The simple facts are the fertility rates across the developed world is well under replacement level. This was recently verified by the last census out of China. Some take exception to that report, instead believing the CCP "manufactured" 10 million kids. If that is the case, demographers are saying that China's population peaked 15 years ago.
Here is a list of countries that are either at peak population or very near it:
- South Korea
As we can see, this is much of the developed world.
Why are demographics so important? Anyone who had kids understands the reason: they are expensive creatures. Populations that are younger have a larger section that is of child-rearing age. This means they tend to have kids. That leads to consumption.
What happens when populations get older? They do the reverse. Instead of consuming, they start to cut back their expenditures. They do things such as downsizing the house. Eventually they leave the workforce putting them on a fixed income. Naturally, they require more social services which places the government in the middle of a larger part of the economy. All of this is deflationary.

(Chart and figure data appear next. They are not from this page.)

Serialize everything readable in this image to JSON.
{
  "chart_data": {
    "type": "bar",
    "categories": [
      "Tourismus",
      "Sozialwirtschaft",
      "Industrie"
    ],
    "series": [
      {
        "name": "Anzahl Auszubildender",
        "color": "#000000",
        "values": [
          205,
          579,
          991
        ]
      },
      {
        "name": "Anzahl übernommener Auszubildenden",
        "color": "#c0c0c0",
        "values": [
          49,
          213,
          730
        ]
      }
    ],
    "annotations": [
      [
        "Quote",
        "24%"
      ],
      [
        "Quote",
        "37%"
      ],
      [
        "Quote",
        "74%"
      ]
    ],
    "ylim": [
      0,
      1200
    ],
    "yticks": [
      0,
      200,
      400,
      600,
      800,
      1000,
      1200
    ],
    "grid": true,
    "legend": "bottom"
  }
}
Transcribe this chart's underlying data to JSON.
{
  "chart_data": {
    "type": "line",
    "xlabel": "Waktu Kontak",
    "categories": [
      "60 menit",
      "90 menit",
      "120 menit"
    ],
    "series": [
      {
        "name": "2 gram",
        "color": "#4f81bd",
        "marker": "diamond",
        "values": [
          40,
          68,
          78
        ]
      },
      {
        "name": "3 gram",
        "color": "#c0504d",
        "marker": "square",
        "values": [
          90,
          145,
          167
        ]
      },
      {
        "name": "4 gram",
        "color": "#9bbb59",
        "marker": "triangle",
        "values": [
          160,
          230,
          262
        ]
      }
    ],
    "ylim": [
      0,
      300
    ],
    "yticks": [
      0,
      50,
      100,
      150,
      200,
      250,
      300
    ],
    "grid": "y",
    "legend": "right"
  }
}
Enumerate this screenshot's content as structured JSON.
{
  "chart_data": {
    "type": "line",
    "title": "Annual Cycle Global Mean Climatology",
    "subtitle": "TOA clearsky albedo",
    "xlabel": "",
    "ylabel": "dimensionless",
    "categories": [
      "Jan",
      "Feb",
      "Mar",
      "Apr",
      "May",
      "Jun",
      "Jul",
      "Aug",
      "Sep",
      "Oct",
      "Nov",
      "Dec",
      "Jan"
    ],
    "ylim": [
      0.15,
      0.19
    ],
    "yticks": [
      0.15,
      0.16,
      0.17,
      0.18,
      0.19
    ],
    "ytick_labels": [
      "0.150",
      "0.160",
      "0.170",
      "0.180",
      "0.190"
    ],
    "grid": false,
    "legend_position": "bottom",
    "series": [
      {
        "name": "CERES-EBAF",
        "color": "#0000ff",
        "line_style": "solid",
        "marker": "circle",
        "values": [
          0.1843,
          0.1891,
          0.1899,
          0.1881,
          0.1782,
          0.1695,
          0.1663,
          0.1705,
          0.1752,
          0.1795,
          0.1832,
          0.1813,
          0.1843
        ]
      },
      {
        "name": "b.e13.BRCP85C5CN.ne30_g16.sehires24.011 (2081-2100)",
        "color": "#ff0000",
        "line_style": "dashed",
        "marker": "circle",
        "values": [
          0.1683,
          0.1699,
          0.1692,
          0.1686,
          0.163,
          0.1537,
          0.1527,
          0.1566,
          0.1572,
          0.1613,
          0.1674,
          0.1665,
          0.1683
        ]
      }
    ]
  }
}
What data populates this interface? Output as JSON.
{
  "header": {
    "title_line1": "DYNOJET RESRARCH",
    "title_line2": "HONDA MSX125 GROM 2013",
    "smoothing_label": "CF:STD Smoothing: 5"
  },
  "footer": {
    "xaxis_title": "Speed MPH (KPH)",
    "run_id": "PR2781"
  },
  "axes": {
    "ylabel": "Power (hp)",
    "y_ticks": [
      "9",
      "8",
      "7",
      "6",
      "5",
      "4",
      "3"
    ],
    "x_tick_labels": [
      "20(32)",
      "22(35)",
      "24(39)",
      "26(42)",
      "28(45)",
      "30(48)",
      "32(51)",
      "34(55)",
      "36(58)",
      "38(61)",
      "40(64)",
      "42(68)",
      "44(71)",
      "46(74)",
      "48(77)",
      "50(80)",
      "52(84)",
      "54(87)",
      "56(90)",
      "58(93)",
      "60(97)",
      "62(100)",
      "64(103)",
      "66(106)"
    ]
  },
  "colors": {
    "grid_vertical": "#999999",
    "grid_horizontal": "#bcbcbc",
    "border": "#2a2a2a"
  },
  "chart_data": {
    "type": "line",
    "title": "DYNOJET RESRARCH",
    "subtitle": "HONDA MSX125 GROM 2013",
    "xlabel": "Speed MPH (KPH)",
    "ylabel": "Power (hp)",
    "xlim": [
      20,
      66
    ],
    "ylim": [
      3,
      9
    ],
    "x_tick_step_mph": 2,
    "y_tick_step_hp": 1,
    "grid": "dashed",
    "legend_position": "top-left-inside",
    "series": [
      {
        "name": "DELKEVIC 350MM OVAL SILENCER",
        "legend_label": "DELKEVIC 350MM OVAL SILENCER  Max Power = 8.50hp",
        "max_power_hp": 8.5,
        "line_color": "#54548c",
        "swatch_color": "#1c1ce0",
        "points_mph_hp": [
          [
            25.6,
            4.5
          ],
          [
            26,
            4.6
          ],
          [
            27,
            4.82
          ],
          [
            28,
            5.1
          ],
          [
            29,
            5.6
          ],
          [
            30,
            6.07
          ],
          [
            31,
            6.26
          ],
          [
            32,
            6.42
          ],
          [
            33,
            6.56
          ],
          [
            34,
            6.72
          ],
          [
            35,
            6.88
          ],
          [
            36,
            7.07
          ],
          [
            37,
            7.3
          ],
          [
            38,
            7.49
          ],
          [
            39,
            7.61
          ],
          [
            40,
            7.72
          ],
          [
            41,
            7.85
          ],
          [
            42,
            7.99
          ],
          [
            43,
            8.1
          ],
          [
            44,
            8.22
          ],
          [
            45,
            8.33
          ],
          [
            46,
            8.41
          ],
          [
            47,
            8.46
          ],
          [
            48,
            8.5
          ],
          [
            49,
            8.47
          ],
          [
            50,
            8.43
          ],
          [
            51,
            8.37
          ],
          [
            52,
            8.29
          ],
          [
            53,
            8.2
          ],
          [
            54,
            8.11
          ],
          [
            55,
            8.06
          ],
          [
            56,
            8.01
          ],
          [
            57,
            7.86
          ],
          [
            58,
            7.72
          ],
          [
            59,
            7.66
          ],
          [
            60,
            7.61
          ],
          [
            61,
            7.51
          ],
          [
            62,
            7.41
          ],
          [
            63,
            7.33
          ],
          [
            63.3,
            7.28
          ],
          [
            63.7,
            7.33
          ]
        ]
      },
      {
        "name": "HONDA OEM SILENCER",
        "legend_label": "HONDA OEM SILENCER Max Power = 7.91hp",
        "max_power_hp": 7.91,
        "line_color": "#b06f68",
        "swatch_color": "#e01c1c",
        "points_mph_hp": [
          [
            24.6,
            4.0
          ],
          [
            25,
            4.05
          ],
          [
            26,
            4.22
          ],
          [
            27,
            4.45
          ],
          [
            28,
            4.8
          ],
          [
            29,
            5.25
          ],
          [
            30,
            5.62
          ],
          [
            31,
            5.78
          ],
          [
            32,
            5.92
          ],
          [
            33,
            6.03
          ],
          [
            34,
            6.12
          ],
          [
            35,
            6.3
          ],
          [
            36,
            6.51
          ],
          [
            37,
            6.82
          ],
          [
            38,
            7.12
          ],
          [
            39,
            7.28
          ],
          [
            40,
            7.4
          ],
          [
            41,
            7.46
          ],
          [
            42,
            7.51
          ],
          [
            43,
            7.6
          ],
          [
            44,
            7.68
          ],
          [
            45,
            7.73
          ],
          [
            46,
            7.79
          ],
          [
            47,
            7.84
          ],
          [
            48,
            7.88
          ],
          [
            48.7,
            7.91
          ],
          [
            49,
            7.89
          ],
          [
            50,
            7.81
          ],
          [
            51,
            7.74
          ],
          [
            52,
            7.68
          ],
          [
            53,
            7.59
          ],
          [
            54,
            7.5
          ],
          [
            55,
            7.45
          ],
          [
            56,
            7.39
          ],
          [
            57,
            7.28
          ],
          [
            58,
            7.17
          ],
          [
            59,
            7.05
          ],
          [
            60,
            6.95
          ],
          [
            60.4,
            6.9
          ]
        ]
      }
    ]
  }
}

Of course, the next step is people start dying off. A contracting population does not to lead to economic expansion. In fact, before they die, the situation gets very ugly as social spending skyrockets yet the number of workers to support this through taxation are diminished. Hence, we can expect some class warfare to take place in many countries, this one based upon age.
In the United States, the Baby Boomer generation was the largest we ever saw. There was 85 million of them born. It is safe to say this group is starting to drift away. There are more than 10,000 of them retiring each day, on average. However, that is not the only thing they are doing.
They are also dying off.
More than 28% of the Baby Boomers already passed away. This means they are now smaller, in number, than Generation X. Fortunately for the US, the Millennials are a sizeable group so they can offset this.
It is not a luxury the countries on the list above have.
All of this means economic output is likely to slow down as consumption in these countries wanes. This is a major problem for a nation like Germany that is a major exporter. It is hard to grow the economy when the countries you sell to are facing aging populations and reduced consumption.
Add technological advancement to an aging population in the developed world and you have a recipe for massive deflation over the next 15 years. It is impossible to ignore these long-term trends, especially the demographics. That is something that does not change quickly even if there is a reversal which, up to this point, no country has figured out how to do.
This is the path in front of us regardless of what espoused online.